Minim Invasive Ther Allied Technol. 2006;15(2):101-13. doi: 10.1080/13645700600674179.
Many different robotic systems have been developed for invasive medical procedures. In this article we will focus on robotic systems for image-guided interventions such as biopsy of suspicious lesions, interstitial tumor treatment, or needle placement for spinal blocks and neurolysis. Medical robotics is a young and evolving field and the ultimate role of these systems has yet to be determined. This paper presents four interventional robotics systems designed to work with MRI, CT, fluoroscopy, and ultrasound imaging devices. The details of each system are given along with any phantom, animal, or human trials. The systems include the AcuBot for active needle insertion under CT or fluoroscopy, the B-Rob systems for needle placement using CT or ultrasound, the INNOMOTION for MRI and CT interventions, and the MRBot for MRI procedures. Following these descriptions, the technology issues of image compatibility, registration, patient movement and respiration, force feedback, and control mode are briefly discussed. It is our belief that robotic systems will be an important part of future interventions, but more research and clinical trials are needed. The possibility of performing new clinical procedures that the human cannot achieve remains an ultimate goal for medical robotics. Engineers and physicians should work together to create and validate these systems for the benefits of patients everywhere.
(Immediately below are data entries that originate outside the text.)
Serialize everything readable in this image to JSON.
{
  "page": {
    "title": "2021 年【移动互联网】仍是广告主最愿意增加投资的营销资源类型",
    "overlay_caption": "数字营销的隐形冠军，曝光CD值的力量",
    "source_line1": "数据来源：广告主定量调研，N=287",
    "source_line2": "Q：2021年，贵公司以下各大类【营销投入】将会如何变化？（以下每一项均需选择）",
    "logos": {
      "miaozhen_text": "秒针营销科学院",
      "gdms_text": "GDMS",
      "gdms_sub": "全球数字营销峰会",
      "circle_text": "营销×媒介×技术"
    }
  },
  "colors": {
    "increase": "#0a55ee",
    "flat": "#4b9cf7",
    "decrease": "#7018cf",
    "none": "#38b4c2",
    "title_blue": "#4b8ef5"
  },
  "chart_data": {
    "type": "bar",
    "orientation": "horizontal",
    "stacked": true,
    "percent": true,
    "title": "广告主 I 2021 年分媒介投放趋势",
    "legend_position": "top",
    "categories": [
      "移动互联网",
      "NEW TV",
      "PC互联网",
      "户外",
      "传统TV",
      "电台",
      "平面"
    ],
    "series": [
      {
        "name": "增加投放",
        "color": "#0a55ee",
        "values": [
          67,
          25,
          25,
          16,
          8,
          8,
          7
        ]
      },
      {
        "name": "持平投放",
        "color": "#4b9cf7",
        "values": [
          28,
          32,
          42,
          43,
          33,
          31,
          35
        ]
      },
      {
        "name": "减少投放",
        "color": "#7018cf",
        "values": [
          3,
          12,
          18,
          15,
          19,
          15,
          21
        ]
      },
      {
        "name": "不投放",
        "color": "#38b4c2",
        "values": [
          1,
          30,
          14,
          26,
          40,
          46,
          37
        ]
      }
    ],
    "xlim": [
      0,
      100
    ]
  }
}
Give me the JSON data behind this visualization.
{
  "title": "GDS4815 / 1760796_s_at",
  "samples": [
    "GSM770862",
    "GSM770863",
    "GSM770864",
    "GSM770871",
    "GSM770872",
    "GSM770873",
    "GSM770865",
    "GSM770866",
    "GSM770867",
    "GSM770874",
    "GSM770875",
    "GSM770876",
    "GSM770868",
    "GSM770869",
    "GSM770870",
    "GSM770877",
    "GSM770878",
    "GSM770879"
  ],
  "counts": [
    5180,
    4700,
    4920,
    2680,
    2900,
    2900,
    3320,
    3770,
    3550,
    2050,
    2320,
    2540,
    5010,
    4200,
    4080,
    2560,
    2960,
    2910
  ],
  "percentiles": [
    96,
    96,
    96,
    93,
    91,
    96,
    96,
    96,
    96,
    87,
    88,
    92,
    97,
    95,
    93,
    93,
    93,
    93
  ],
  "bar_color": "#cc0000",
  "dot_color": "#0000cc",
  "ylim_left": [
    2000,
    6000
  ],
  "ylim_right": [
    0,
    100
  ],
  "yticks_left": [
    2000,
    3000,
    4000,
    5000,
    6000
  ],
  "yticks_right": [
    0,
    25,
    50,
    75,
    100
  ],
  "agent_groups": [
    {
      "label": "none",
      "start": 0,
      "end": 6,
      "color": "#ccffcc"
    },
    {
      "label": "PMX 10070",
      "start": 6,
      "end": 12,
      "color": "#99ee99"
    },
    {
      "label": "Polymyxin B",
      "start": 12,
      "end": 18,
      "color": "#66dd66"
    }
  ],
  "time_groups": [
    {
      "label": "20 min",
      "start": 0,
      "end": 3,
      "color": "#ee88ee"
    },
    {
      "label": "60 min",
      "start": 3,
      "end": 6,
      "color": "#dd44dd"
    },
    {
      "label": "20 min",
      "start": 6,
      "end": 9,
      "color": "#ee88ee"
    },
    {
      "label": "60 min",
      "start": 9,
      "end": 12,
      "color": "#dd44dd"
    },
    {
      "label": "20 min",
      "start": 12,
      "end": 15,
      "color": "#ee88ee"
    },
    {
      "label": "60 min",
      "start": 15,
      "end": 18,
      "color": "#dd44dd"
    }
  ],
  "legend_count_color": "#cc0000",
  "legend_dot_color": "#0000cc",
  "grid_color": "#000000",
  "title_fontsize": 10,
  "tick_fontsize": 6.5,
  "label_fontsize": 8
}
已经开发出许多不同的机器人系统用于侵入性医疗程序。在本文中,我们将重点关注用于图像引导介入的机器人系统,如可疑病变的活检、间质肿瘤治疗或脊髓阻滞和神经溶解的针放置。医疗机器人技术是一个年轻且不断发展的领域,这些系统的最终作用尚未确定。本文介绍了四种旨在与MRI、CT、荧光透视和超声成像设备配合使用的介入机器人系统。每个系统的详细信息以及任何模型、动物或人体试验都有给出。这些系统包括用于在CT或荧光透视下进行主动针插入的AcuBot、用于使用CT或超声进行针放置的B-Rob系统、用于MRI和CT介入的INNOMOTION以及用于MRI程序的MRBot。在这些描述之后,简要讨论了图像兼容性、配准、患者运动和呼吸、力反馈以及控制模式等技术问题。我们相信机器人系统将成为未来介入治疗的重要组成部分,但还需要更多的研究和临床试验。执行人类无法实现的新临床程序的可能性仍然是医疗机器人技术的最终目标。工程师和医生应该共同努力,为世界各地的患者创造并验证这些系统。